Тысячи москвичей и приезжих, иностранные гости и туристы устремлялись к новому университету. Придерживая шляпы, смотрели на горевший золотом смальты шпиль, на высоченные здания и башни с часами, на прямые, как стрела, новые магистрали. Самыми интересными были, конечно, парк и площадка, с которой открывался вид на Москву.

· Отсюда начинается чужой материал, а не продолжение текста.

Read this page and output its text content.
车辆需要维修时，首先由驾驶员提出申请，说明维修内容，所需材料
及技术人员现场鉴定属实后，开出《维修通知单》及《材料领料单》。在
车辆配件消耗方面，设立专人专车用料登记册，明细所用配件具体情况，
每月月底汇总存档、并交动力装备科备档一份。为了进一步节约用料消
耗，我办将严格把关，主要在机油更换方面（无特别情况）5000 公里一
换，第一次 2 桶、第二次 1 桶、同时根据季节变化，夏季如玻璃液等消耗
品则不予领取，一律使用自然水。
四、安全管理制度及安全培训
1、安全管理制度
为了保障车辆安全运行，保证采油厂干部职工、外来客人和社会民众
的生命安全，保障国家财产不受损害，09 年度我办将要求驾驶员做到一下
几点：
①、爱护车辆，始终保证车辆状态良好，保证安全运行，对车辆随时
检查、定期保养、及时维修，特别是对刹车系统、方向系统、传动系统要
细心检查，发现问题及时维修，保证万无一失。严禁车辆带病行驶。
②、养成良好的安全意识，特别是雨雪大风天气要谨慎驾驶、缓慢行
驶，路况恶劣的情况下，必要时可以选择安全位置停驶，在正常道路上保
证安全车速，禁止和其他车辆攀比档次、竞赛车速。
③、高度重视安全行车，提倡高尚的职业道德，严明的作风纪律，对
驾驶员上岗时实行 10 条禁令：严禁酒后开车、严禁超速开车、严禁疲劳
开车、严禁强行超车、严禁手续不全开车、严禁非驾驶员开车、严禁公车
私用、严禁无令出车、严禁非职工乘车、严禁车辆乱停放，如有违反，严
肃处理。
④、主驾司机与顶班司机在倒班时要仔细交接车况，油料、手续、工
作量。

Скоростные лифты едва успевали поднимать всех к башне главного корпуса университета, откуда открывалась тонувшая во мгле туманной дымки Москва.
Столица гудела, охваченная пафосом стройки: в Лужниках, на огромном пространстве, московские строители воздвигали величайший в стране комплекс спортивных сооружений.
Новые дома поднялись на Фрунзенской набережной. Новыми зданиями обставились и Можайка, и Ленинградское шоссе, и улица Горького, и Беговая, и Песчаные, и Черемушки… Целые улицы новых домов шагнули прямо в поле.
Новое… Новые… Здесь надо бы остановиться и поразмышлять, потому что слово «новое» стало наиболее употребительным в обиходе нашей страны; смелая мысль, долго томившаяся, словно загнанный в клетку орел, после XX съезда Коммунистической партии взмахнула крылами и пошла ввысь… Но автора ждет его герой. Тем более что новое коснулось и его жизни: Гаврилов окончил институт и стал архитектором. Управление строительства университета дало ему комнату за Крестьянской заставой.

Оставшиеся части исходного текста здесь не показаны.